Yes, I'm sure this change won't be as stressful as I am just being moved from one box to another with more memory and a faster processor, rather than from one host to another. However, this is still a complicated process as I need to change IP and nameservers which is a royal pain in the bum... but hopefully the improved performance will make it all worthwhile in the end!


----------



## Julia (16 September 2005)

Hi Joe,

Good luck!!

Cheers
Julia


----------



## Happy (16 September 2005)

If you are happy I am happy too, but don’t blow it Joe!

(Rare opportunity to make such a frivolous comment – sort of could not resist the temptation, sorry in advance)


----------



## Joe Blow (18 September 2005)

Thanks for all your support guys and gals... I will be shutting down the board late tonight for a couple of hours to try and get this upgrade happening.

I am working feverishly behind the scenes to make sure it happens as smoothly as possible.


----------



## Joe Blow (18 September 2005)

I will be shutting down the forum in about half an hour for a little while, hopefully only around 30 minutes, while I get this hosting upgrade started.


----------



## Joe Blow (19 September 2005)

Okay, it's 4:30 in the morning and I've been up all night dealing with this hosting upgrade.

If you can see this post you are on the new, hopefully faster, forum. 

Oh boy, am I tired!


----------



## Dan_ (19 September 2005)

Joe,

Thanks for all your efforts it is greatly appericated, whilst you feel like this  :swear:  we all feel like this   

Have a well deserved rest  :goodnight


----------



## Happy (19 September 2005)

It must have been your longest half an hour ever.

We are all glad that this one worked out well.


----------



## Joe Blow (19 September 2005)

Happy said:
			
		

> It must have been your longest half an hour ever.




It sure was, Happy.

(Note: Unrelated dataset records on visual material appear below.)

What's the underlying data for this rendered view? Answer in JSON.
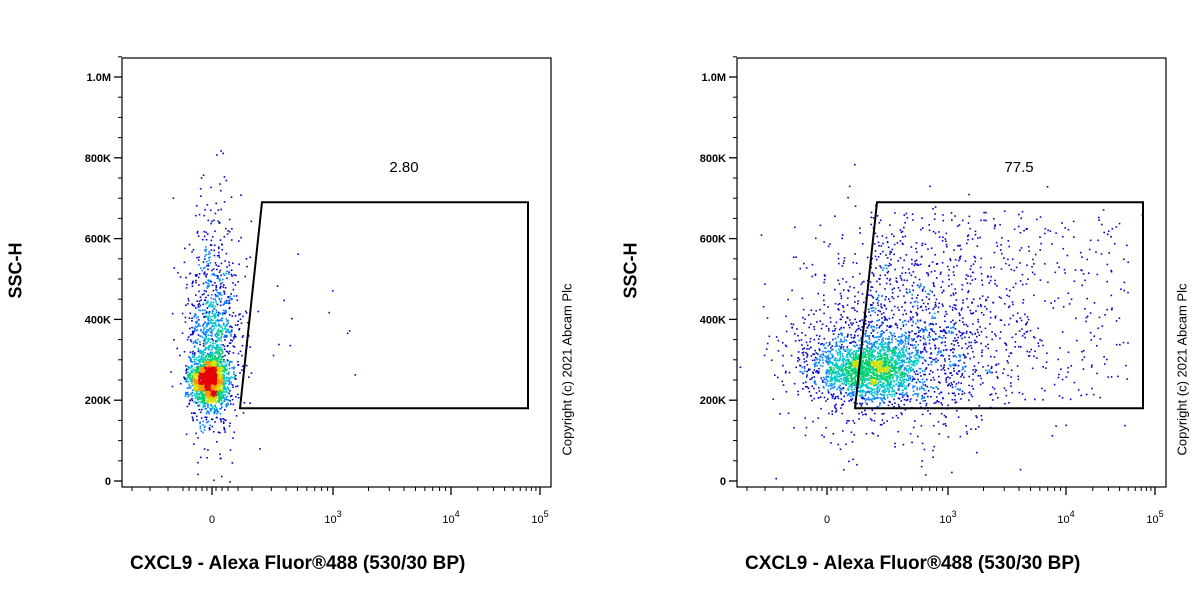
{
  "chart_data": [
    {
      "type": "scatter",
      "subtype": "flow-cytometry-density-dot-plot",
      "xlabel": "CXCL9 - Alexa Fluor®488 (530/30 BP)",
      "ylabel": "SSC-H",
      "x_scale": "biexponential",
      "x_ticks": [
        "0",
        "10^3",
        "10^4",
        "10^5"
      ],
      "y_ticks": [
        "0",
        "200K",
        "400K",
        "600K",
        "800K",
        "1.0M"
      ],
      "ylim": [
        0,
        1050000
      ],
      "gate": {
        "shape": "polygon",
        "label": "2.80",
        "value": 2.8
      },
      "population": {
        "x_center": "0",
        "y_center": 240000,
        "spread": "tight, mostly left of gate"
      },
      "copyright": "Copyright (c) 2021 Abcam Plc"
    },
    {
      "type": "scatter",
      "subtype": "flow-cytometry-density-dot-plot",
      "xlabel": "CXCL9 - Alexa Fluor®488 (530/30 BP)",
      "ylabel": "SSC-H",
      "x_scale": "biexponential",
      "x_ticks": [
        "0",
        "10^3",
        "10^4",
        "10^5"
      ],
      "y_ticks": [
        "0",
        "200K",
        "400K",
        "600K",
        "800K",
        "1.0M"
      ],
      "ylim": [
        0,
        1050000
      ],
      "gate": {
        "shape": "polygon",
        "label": "77.5",
        "value": 77.5
      },
      "population": {
        "x_center": "between 0 and 10^3",
        "y_center": 270000,
        "spread": "broad, mostly inside gate"
      },
      "copyright": "Copyright (c) 2021 Abcam Plc"
    }
  ],
  "colors": {
    "density_low": "#0000cc",
    "density_mid": "#00c8c8",
    "density_high": "#e60000",
    "gate": "#000000"
  }
}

Longest half hour of my life... even longer than that half an hour women say it's going to take them to get ready to go out!    

Someone tell me the forums are faster... please.... someone... humour me!


----------



## ghotib (19 September 2005)

Joe Blow said:
			
		

> Someone tell me the forums are faster... please.... someone... humour me!



Wow Blimey Omigosh where did that message come from??? 

Gawd maud slow down I'm gonna spill my cOFf....  damn

Just check the other ... strewth ... forum ... where'd that go???

Morning Joe. Pretty quick forums you got here 

Thanks, 

Ghoti


----------



## Happy (19 September 2005)

Joe Forum is so fast, that I see reply to my post before I post it.

And that’s fast!


----------



## Julia (19 September 2005)

Hi Joe,

Many thanks for the extra speed - your efforts are much appreciated.

Cheers.  (and sleep well.)

Julia


----------



## Joe Blow (20 September 2005)

Hi everyone,

I'm worried a few attachments may have gone walkabout during the great server move from a couple of days ago. Can everyone please be on the lookout for attachments that don't appear to be showing up? Just shoot me a quick PM with the details if you spot any.

I appreciate your help!


----------